1. Why is delta y not equal to dy on the graph?

Delta y and dy represent two different concepts in mathematics. Delta y is the change in the y-coordinate of a point on a graph, while dy represents the derivative of a function at a specific point. These two concepts are not equivalent and cannot be used interchangeably.

2. Can delta y and dy be equal for infinitesimally small values of dx?

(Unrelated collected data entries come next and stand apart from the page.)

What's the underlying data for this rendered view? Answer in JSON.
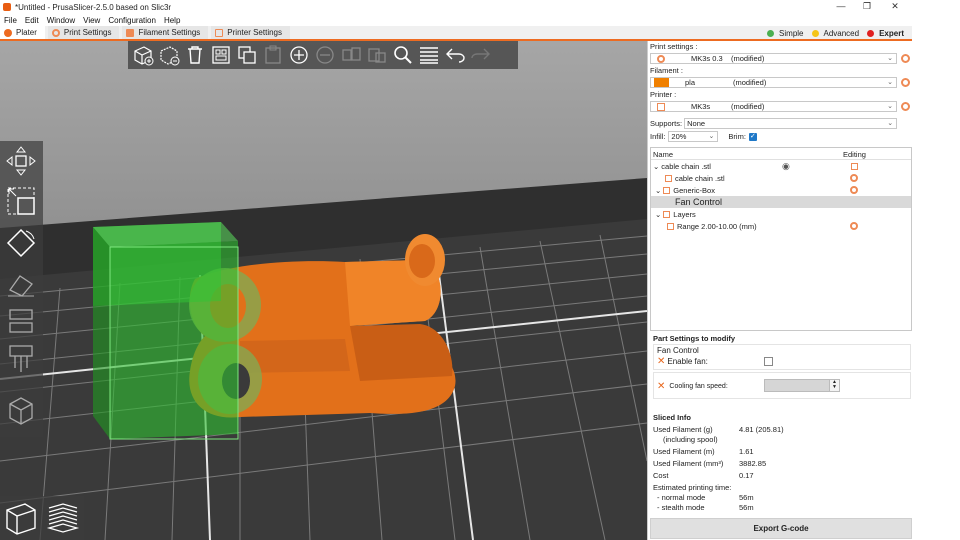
{
  "window": {
    "title": "*Untitled - PrusaSlicer-2.5.0 based on Slic3r",
    "minimize": "—",
    "maximize": "❐",
    "close": "✕"
  },
  "menu": [
    "File",
    "Edit",
    "Window",
    "View",
    "Configuration",
    "Help"
  ],
  "tabs": [
    {
      "label": "Plater",
      "active": true
    },
    {
      "label": "Print Settings",
      "active": false
    },
    {
      "label": "Filament Settings",
      "active": false
    },
    {
      "label": "Printer Settings",
      "active": false
    }
  ],
  "modes": [
    {
      "label": "Simple",
      "color": "#4caf50"
    },
    {
      "label": "Advanced",
      "color": "#f5c518"
    },
    {
      "label": "Expert",
      "color": "#e02020"
    }
  ],
  "sidebar": {
    "print_settings_label": "Print settings :",
    "print_preset": {
      "name": "MK3s 0.3",
      "modified": "(modified)"
    },
    "filament_label": "Filament :",
    "filament_preset": {
      "name": "pla",
      "modified": "(modified)",
      "color": "#f08000"
    },
    "printer_label": "Printer :",
    "printer_preset": {
      "name": "MK3s",
      "modified": "(modified)"
    },
    "supports_label": "Supports:",
    "supports_value": "None",
    "infill_label": "Infill:",
    "infill_value": "20%",
    "brim_label": "Brim:",
    "brim_check": "✓"
  },
  "object_list": {
    "col_name": "Name",
    "col_editing": "Editing",
    "rows": [
      {
        "label": "cable chain       .stl",
        "indent": 0
      },
      {
        "label": "cable chain       .stl",
        "indent": 1
      },
      {
        "label": "Generic-Box",
        "indent": 1
      },
      {
        "label": "Fan Control",
        "indent": 2,
        "selected": true
      },
      {
        "label": "Layers",
        "indent": 1
      },
      {
        "label": "Range 2.00-10.00 (mm)",
        "indent": 2
      }
    ]
  },
  "part_settings": {
    "title": "Part Settings to modify",
    "group": "Fan Control",
    "enable_fan_label": "Enable fan:",
    "cooling_fan_label": "Cooling fan speed:",
    "spinner_up": "▲",
    "spinner_down": "▼"
  },
  "sliced_info": {
    "title": "Sliced Info",
    "rows": [
      {
        "k": "Used Filament (g)",
        "v": "4.81 (205.81)"
      },
      {
        "k": "    (including spool)",
        "v": ""
      },
      {
        "k": "Used Filament (m)",
        "v": "1.61"
      },
      {
        "k": "Used Filament (mm³)",
        "v": "3882.85"
      },
      {
        "k": "Cost",
        "v": "0.17"
      },
      {
        "k": "Estimated printing time:",
        "v": ""
      },
      {
        "k": "  - normal mode",
        "v": "56m"
      },
      {
        "k": "  - stealth mode",
        "v": "56m"
      }
    ]
  },
  "export_label": "Export G-code"
}
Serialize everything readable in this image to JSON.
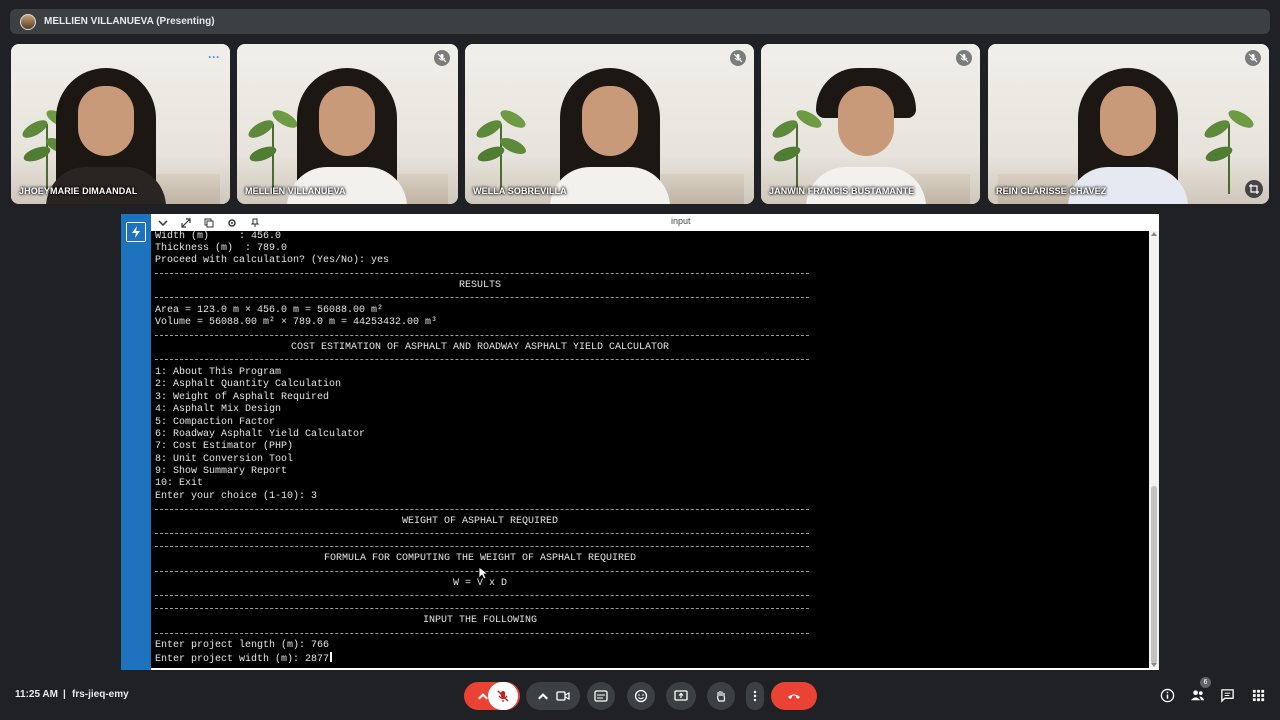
{
  "presenting": {
    "label": "MELLIEN VILLANUEVA (Presenting)"
  },
  "participants": [
    {
      "name": "JHOEYMARIE DIMAANDAL"
    },
    {
      "name": "MELLIEN VILLANUEVA"
    },
    {
      "name": "WELLA SOBREVILLA"
    },
    {
      "name": "JANWIN FRANCIS BUSTAMANTE"
    },
    {
      "name": "REIN CLARISSE CHAVEZ"
    }
  ],
  "screen": {
    "toolbar_title": "input",
    "lines": {
      "width": "Width (m)     : 456.0",
      "thickness": "Thickness (m)  : 789.0",
      "proceed": "Proceed with calculation? (Yes/No): yes",
      "results": "RESULTS",
      "area": "Area = 123.0 m × 456.0 m = 56088.00 m²",
      "volume": "Volume = 56088.00 m² × 789.0 m = 44253432.00 m³",
      "cost_title": "COST ESTIMATION OF ASPHALT AND ROADWAY ASPHALT YIELD CALCULATOR",
      "menu": [
        "1: About This Program",
        "2: Asphalt Quantity Calculation",
        "3: Weight of Asphalt Required",
        "4: Asphalt Mix Design",
        "5: Compaction Factor",
        "6: Roadway Asphalt Yield Calculator",
        "7: Cost Estimator (PHP)",
        "8: Unit Conversion Tool",
        "9: Show Summary Report",
        "10: Exit"
      ],
      "choice": "Enter your choice (1-10): 3",
      "weight_title": "WEIGHT OF ASPHALT REQUIRED",
      "formula_title": "FORMULA FOR COMPUTING THE WEIGHT OF ASPHALT REQUIRED",
      "formula": "W = V x D",
      "input_title": "INPUT THE FOLLOWING",
      "length": "Enter project length (m): 766",
      "width_input": "Enter project width (m): 2877"
    }
  },
  "bottom": {
    "time": "11:25 AM",
    "separator": "|",
    "meeting_code": "frs-jieq-emy",
    "participant_count": "6"
  },
  "colors": {
    "end_call": "#ea4335",
    "mic_off": "#ea4335",
    "accent": "#1e73be"
  }
}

No, delta y and dy will still represent different values even for infinitesimally small values of dx. This is because delta y represents the change in the y-coordinate over a finite interval, while dy represents the slope of the tangent line at a specific point on the graph.

3. Why is it important to understand the difference between delta y and dy?

Understanding the difference between delta y and dy is crucial in calculus and other mathematical fields. It allows us to accurately calculate and interpret derivatives, which are essential in solving many real-world problems. Confusing delta y and dy can lead to incorrect results and misunderstandings.

4. Can delta y and dy ever be equal?

Delta y and dy can be equal in certain situations, such as when the function is a straight line. In this case, the slope of the tangent line (dy) will be equal to the change in the y-coordinate (delta y). However, this is not always the case and should not be assumed to be true for all functions.

5. How do we calculate delta y and dy on a graph?

To calculate delta y, we need to find the difference between the y-coordinates of two points on the graph. To calculate dy, we need to find the derivative of the function at a specific point, which can be done using various methods such as the limit definition or rules of differentiation.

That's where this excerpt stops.